Short takes: SEI Troops Beat Snow With Office Bivouac

Some business managers braced for the snowstorm that struck the Northeast this week by ordering key employees to hotels and motels near work over the weekend.

But not Richard B. Lieb, president of SEI Corp.'s division of investment systems and services. He pushed corporate fealty a step further, asking his most essential troops to bed down in the office.

"Staying in a motel a mile away wasn't good enough," said Mr. Lieb. "So we made provisions."

Mr. Lieb oversees an SEI data center that processes transactions for 650,000 trust accounts. The center, in SEI's Wayne, Pa., headquarters, operates 365 days a year.

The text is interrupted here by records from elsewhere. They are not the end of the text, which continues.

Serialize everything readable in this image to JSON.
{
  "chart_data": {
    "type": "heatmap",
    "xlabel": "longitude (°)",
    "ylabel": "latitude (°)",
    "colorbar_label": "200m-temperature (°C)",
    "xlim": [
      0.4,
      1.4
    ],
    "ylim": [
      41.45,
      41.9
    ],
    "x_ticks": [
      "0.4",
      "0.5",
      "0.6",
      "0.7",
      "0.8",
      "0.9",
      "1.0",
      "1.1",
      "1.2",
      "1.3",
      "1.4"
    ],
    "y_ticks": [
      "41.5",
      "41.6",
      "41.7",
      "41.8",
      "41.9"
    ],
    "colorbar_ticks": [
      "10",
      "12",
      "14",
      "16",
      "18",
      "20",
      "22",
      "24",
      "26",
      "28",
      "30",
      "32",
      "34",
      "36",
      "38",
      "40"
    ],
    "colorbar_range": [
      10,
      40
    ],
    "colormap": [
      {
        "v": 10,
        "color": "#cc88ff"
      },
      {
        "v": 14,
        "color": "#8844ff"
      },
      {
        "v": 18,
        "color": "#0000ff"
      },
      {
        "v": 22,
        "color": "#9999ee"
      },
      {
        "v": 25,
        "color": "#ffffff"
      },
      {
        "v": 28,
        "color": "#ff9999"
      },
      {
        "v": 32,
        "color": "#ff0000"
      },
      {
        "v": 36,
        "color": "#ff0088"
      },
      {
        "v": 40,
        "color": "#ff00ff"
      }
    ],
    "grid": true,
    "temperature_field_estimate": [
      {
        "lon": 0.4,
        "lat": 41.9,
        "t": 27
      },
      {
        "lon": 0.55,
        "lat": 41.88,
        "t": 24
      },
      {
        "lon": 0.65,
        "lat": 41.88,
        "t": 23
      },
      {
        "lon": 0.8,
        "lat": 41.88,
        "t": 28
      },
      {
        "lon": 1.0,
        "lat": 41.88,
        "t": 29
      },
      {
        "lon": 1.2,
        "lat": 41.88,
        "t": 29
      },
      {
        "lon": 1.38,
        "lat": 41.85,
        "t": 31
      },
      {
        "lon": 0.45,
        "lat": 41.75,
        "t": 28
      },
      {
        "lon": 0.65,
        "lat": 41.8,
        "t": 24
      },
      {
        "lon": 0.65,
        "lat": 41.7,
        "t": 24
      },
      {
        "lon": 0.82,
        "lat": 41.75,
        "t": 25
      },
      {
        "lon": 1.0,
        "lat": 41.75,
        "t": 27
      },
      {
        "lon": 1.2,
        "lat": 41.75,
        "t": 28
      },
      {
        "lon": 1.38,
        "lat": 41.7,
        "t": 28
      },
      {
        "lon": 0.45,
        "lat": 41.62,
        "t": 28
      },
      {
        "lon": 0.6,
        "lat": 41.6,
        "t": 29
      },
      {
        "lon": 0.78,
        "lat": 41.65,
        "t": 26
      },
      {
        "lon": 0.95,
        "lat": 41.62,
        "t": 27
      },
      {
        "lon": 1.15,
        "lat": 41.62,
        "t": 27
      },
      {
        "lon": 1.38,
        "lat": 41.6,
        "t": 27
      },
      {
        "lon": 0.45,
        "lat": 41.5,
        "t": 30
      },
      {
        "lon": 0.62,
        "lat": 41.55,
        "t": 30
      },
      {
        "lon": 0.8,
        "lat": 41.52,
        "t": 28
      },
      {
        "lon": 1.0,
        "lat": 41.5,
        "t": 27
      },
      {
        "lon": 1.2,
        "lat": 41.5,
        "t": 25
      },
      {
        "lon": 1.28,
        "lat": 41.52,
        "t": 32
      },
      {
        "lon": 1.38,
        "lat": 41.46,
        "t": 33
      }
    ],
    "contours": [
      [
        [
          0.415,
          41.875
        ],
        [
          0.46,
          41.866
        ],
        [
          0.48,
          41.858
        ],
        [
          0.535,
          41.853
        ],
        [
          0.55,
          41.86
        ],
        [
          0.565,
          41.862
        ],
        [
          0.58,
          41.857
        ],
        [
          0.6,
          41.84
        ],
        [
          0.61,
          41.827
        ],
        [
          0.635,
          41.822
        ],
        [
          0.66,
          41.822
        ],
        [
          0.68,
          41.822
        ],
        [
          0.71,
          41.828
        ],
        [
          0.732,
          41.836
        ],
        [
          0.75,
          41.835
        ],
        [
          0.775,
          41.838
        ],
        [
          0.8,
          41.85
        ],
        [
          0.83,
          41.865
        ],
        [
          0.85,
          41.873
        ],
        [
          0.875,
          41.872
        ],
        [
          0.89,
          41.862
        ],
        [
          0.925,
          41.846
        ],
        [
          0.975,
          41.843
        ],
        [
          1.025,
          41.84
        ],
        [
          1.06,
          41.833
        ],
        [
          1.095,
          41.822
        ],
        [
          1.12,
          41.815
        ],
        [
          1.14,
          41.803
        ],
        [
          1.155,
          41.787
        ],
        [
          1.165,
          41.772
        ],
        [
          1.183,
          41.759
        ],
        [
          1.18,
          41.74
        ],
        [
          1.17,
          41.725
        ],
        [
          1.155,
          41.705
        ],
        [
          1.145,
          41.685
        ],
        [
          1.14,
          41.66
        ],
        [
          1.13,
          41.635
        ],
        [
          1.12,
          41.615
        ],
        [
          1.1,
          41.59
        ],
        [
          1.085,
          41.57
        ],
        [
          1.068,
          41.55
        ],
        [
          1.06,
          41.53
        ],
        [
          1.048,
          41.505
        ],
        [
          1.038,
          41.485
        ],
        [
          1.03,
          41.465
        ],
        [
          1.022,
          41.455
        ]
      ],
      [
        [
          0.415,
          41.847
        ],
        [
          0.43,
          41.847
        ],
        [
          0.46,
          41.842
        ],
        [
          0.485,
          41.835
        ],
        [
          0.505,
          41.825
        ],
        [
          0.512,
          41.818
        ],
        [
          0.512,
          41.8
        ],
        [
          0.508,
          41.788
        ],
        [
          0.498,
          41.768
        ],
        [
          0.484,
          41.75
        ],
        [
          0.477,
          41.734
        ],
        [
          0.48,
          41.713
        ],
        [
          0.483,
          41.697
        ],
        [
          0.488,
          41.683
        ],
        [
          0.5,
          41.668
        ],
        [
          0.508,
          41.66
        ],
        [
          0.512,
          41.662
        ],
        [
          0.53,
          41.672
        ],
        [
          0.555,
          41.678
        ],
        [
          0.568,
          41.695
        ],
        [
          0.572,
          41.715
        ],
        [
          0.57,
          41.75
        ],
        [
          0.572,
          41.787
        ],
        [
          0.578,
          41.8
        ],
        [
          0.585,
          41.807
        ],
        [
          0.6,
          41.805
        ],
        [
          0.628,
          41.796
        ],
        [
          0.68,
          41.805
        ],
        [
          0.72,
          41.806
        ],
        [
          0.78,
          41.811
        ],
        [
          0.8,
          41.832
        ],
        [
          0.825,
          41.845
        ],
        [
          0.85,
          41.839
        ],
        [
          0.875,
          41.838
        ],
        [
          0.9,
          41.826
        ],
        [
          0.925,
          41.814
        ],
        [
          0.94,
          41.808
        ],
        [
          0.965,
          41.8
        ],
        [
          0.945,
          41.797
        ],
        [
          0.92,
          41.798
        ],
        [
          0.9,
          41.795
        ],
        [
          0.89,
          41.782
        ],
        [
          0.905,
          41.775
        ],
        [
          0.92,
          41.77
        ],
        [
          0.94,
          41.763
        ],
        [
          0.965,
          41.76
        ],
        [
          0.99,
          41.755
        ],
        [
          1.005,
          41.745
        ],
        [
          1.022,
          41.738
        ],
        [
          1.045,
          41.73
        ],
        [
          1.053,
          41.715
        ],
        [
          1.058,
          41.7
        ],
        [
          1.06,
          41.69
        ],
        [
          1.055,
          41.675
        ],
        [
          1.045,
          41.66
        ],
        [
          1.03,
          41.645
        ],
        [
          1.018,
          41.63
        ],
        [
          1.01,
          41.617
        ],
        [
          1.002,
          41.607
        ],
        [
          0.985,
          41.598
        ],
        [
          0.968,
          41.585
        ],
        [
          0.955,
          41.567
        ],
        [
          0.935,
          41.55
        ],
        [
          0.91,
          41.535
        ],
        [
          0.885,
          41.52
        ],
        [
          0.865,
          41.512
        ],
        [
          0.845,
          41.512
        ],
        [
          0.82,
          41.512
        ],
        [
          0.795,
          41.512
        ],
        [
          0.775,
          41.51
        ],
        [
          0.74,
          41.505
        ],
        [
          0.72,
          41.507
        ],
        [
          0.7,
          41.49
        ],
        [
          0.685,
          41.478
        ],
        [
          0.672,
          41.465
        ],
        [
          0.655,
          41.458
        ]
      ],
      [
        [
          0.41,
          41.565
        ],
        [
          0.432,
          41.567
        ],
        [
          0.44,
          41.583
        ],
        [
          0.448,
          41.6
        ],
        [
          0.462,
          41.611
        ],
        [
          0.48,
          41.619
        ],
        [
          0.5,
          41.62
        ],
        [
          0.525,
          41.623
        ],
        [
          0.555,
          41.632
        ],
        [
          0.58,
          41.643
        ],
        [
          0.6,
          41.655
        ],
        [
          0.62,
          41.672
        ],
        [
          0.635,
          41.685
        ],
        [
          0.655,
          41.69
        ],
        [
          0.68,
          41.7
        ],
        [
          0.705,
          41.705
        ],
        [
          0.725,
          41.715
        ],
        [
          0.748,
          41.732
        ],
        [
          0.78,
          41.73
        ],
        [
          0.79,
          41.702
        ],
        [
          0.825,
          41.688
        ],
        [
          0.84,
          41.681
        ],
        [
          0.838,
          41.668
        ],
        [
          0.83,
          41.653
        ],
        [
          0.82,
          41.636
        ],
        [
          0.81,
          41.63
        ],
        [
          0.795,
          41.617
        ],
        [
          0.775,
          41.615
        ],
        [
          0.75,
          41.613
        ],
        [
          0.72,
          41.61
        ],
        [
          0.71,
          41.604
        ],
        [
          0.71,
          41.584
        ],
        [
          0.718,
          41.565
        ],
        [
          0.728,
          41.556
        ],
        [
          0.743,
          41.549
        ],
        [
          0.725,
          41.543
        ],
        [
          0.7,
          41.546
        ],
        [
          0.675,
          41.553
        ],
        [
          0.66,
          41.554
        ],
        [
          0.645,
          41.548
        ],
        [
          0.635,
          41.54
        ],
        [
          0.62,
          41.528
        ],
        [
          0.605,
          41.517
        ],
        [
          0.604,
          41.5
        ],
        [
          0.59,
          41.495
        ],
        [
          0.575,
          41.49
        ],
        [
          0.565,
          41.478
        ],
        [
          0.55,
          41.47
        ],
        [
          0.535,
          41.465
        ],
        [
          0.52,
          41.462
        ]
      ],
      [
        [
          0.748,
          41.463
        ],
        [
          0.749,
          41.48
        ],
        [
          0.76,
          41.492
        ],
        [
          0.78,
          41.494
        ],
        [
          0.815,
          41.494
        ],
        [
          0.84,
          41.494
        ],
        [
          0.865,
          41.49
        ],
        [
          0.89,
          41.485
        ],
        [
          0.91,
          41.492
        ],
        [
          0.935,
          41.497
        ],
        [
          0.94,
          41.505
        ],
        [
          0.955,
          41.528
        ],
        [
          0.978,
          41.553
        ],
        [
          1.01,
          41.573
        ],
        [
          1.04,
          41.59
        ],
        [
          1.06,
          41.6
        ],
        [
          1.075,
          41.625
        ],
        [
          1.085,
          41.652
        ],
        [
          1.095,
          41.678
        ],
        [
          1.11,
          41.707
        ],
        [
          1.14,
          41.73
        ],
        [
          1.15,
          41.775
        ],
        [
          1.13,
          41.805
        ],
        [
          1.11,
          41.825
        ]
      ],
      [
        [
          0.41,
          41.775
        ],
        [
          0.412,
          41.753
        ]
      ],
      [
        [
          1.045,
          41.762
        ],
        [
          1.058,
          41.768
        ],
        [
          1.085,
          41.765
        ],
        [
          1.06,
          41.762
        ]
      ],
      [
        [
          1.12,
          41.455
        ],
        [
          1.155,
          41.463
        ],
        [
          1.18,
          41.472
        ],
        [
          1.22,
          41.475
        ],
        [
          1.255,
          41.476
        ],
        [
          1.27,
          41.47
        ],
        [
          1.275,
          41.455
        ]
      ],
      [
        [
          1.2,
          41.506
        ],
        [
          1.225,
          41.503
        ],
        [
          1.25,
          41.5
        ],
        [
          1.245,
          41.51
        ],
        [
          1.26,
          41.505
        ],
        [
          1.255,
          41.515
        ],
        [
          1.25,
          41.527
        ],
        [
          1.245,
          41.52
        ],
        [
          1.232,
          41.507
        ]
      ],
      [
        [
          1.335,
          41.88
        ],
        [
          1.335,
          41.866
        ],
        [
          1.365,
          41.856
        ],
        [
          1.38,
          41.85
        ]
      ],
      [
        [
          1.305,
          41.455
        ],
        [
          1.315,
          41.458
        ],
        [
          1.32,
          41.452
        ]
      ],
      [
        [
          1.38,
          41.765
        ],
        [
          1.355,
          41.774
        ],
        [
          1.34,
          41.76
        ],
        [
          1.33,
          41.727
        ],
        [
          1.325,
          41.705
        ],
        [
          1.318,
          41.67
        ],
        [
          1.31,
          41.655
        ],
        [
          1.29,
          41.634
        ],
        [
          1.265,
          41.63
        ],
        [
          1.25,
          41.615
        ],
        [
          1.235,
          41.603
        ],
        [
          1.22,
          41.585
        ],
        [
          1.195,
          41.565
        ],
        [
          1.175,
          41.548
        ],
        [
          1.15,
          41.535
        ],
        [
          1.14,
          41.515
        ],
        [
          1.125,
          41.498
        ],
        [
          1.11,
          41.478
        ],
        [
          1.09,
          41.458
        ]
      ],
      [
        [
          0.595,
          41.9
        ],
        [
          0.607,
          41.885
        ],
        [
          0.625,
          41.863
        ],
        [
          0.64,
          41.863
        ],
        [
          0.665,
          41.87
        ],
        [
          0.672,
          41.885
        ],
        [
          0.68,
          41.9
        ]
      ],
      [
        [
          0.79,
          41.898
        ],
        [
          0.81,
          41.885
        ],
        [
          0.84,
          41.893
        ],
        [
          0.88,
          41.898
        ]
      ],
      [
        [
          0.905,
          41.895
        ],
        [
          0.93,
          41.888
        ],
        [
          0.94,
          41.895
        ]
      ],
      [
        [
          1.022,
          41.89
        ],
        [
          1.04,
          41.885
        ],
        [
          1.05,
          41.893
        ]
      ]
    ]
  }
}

With so many accounts at stake, Mr. Lieb, a former Marine Corps major, wanted nothing left to chance. For all he knew, the government might close down the roads.

Six or seven employees spent Saturday and Sunday night on the office floor, and kept the place running without a hitch, he said. "On Monday morning, everyone logged on and there were no problems."

Mr. Lieb is an old hand at staging backup plans. In 1979, when state officials were contemplating a massive evacuation in the wake of the Three Mile Island nuclear disaster, he helped SEI develop a contingency plan to keep its trust processing business running. The plan, however, never had to be used.